Unfortunately some of the points that appear to be building blocks to her conclusions are so inside the box (so to speak) as to have no value. It would be nice to think that people of influence would advance the conversation before trying to solve the problem, kind of like a doctor curing the wrong malady because they assume the wrong symptoms.
She notes that "to maintain living standards into old age we need roughly 20 times our annual income in financial wealth. If you earn $100,000 at retirement, you need about $2 million beyond what you will receive from Social Security." I guess my beef here is the extent to which this rule of thumb reinforces people living at or above their means. I would have hoped that thought leaders would advance the conversation to the point where they talk about spending less, saving more, not focusing on replacing income but instead becoming financially literate enough to build a reasonable budgetary framework for a financially suitable lifestyle.
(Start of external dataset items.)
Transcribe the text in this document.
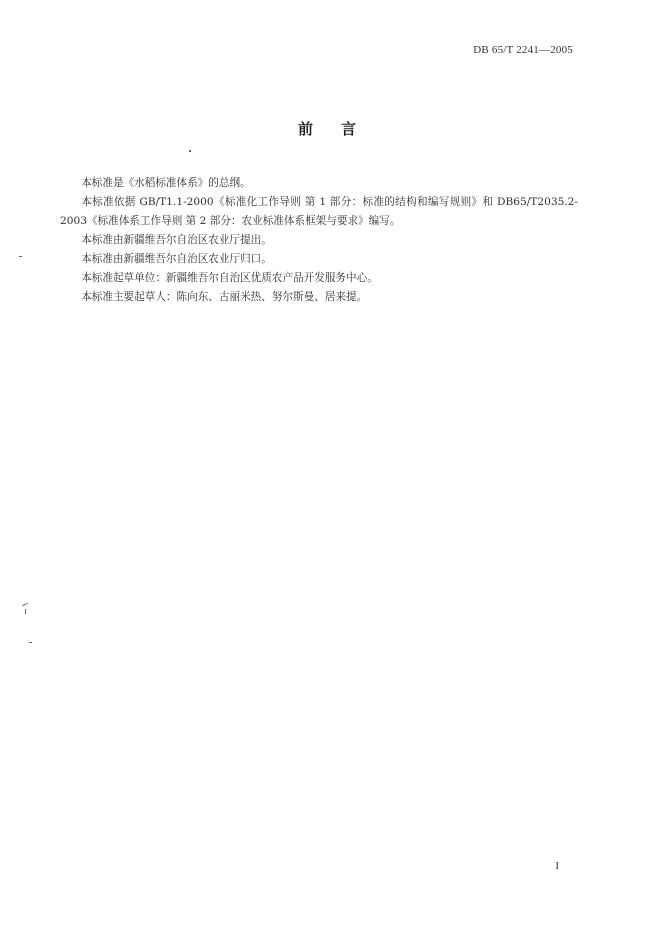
DB 65/T 2241—2005
前言

本标准是《水稻标准体系》的总纲。

本标准依据 GB/T1.1-2000《标准化工作导则 第 1 部分：标准的结构和编写规则》和 DB65/T2035.2-2003《标准体系工作导则 第 2 部分：农业标准体系框架与要求》编写。

本标准由新疆维吾尔自治区农业厅提出。

本标准由新疆维吾尔自治区农业厅归口。

本标准起草单位：新疆维吾尔自治区优质农产品开发服务中心。

本标准主要起草人：陈向东、古丽米热、努尔斯曼、居来提。

I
Part of the solution must be orienting to the correct situation. A $100,000 lifestyle has no relevance when the person who has had a $100,000 lifestyle turns 68, wants to retire and only has $700,000. To be clear, that is a decent chunk of money to accumulate but even with a combined $48,000 social security benefit it will not generate $52,000 in a sustainable fashion to get to $100,000.
The other point that stuck in my craw was the point made about it possibly being difficult to work longer as many people like to suggest. It can be difficult for all sorts of people to keep their jobs in this economy not just someone on the verge of retiring who then realizes they need to stay on another year or two or whatever the case may be.